The meaning of Husband and Wife.
“One day of married life fosters a hundred days of attachment.”
The original pictograph for夫(fū), meaning husband, depicts a man wearing a large hairpin, which in ancient China was a sign o female maturity and, therefore, of marriageable age. The character in current use is almost identical to that of 人 (rén, “human” or “man”), but with two horizontal stokes added, one representing the hairpin, and the other the arms.

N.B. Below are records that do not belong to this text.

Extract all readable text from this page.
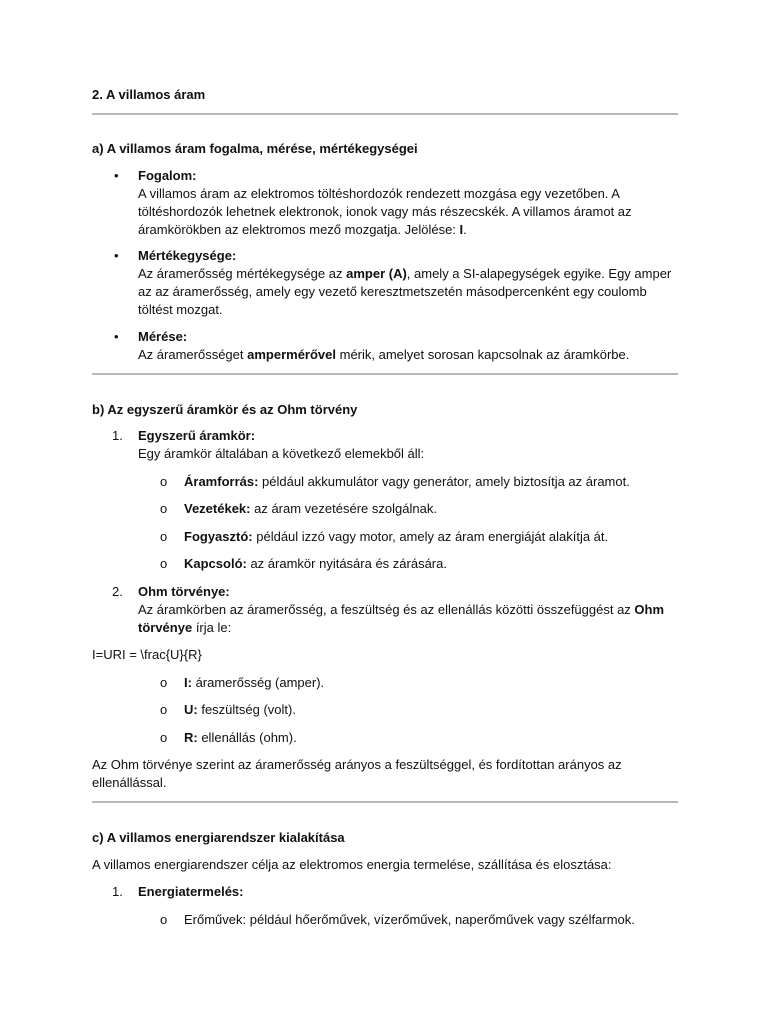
2. A villamos áram
a) A villamos áram fogalma, mérése, mértékegységei
• Fogalom:
A villamos áram az elektromos töltéshordozók rendezett mozgása egy vezetőben. A töltéshordozók lehetnek elektronok, ionok vagy más részecskék. A villamos áramot az áramkörökben az elektromos mező mozgatja. Jelölése: I.
• Mértékegysége:
Az áramerősség mértékegysége az amper (A), amely a SI-alapegységek egyike. Egy amper az az áramerősség, amely egy vezető keresztmetszetén másodpercenként egy coulomb töltést mozgat.
• Mérése:
Az áramerősséget ampermérővel mérik, amelyet sorosan kapcsolnak az áramkörbe.
b) Az egyszerű áramkör és az Ohm törvény
1. Egyszerű áramkör:
Egy áramkör általában a következő elemekből áll:
o Áramforrás: például akkumulátor vagy generátor, amely biztosítja az áramot.
o Vezetékek: az áram vezetésére szolgálnak.
o Fogyasztó: például izzó vagy motor, amely az áram energiáját alakítja át.
o Kapcsoló: az áramkör nyitására és zárására.
2. Ohm törvénye:
Az áramkörben az áramerősség, a feszültség és az ellenállás közötti összefüggést az Ohm törvénye írja le:
I=URI = \frac{U}{R}
o I: áramerősség (amper).
o U: feszültség (volt).
o R: ellenállás (ohm).
Az Ohm törvénye szerint az áramerősség arányos a feszültséggel, és fordítottan arányos az ellenállással.
c) A villamos energiarendszer kialakítása
A villamos energiarendszer célja az elektromos energia termelése, szállítása és elosztása:
1. Energiatermelés:
o Erőművek: például hőerőművek, vízerőművek, naperőművek vagy szélfarmok.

Fu is homophone of another Chinese word 婦(fù) meaning “wife” and of yet another fu meaning “submissive(服, fú)”; and also of fu meaning “wheat” or “bran”. Grain is one of the numerous symbolic plants that play a role in traditional Chinese weddings. At one time, all marriages were arranged by parents though a matchmaker, and the prospective husband and wife had no say in the matter. In fact, if a man and woman fell in love it was often seen as hindrance, seince they might then choose their marriage partner according to their wishes and not, as filial devotion demanded, those of their parents. A prospective bridegroom was rarely even acquainted with his wife, and once their names were known to each other, etiquette demanded that they avoid contact until their wedding day.
A husband was responsible for all matters affecting a family’s relations with other families and the outside world. Apart from this, his primary duty was filiality, which meant demonstrating his reverence for his parents and ancestors by supporting the family and perpetuating over any feelings for his wife, and if she fails to produce boys this is sufficient grounds for divorce. Alternatively the husband might take a concubine in order to guarantee the next generation of males. While monogamy has generally become the norm in Chinese society today, a husband could at one time have as many concubines as he could afford, a custom that took a long time to die out. A husband might also discard, without redress, a concubine who bore him no sons.
“Even the cleverest housewife cannot make a meal in a kitchen where there is no rice.”
According to one traditional explanation, this character (婦) was given the sound fu in order to remind a wife to be submissive(服 fú) to her husband (夫 fū). In practice, the words for husband and wife are pronounced with different tones, however, and are rarely confused. The oldest written forms of “wife” combine the radical for “woman” with a broom or rag-duster-indicating a wife’s domestic duties.
In China, a bride to be was borne from her home in a “bridal chair” to the bridegroom’s house, where the couple would see each other for perhaps the first time. The ceremony itself was very simple: the bride and groom bowed to his ancestors, then to his parents, and were then considered husband and wife. On the wedding night, if the wife appeared not to be a virgin, she might immediately be sent home in shame.
Footbinding-tightly wrapping and compressing the feel fo girls from as young as the age of four-produced the tiny “three-inch lilies”, much prized by marriage brokers, that once confined most Chinese wives to the home. The custom was officially banned after 1911 but there are victims of this agonizing practice still living in China today.
For a woman, obedience to her own parents before marriage was followed by obedience to her husband’s parents after marriage. The wife was ultimately under the control of her mother-in-law, who might make her life a misery or become a lifelong friend.
There were compensations for the restricted life of a traditional Chinese wife, especially if she fulfilled her primary duty of bearing sons, which meant that she in turn might become a mother-in-law. Wives also traditionally managed the household affairs, as is often still the case today.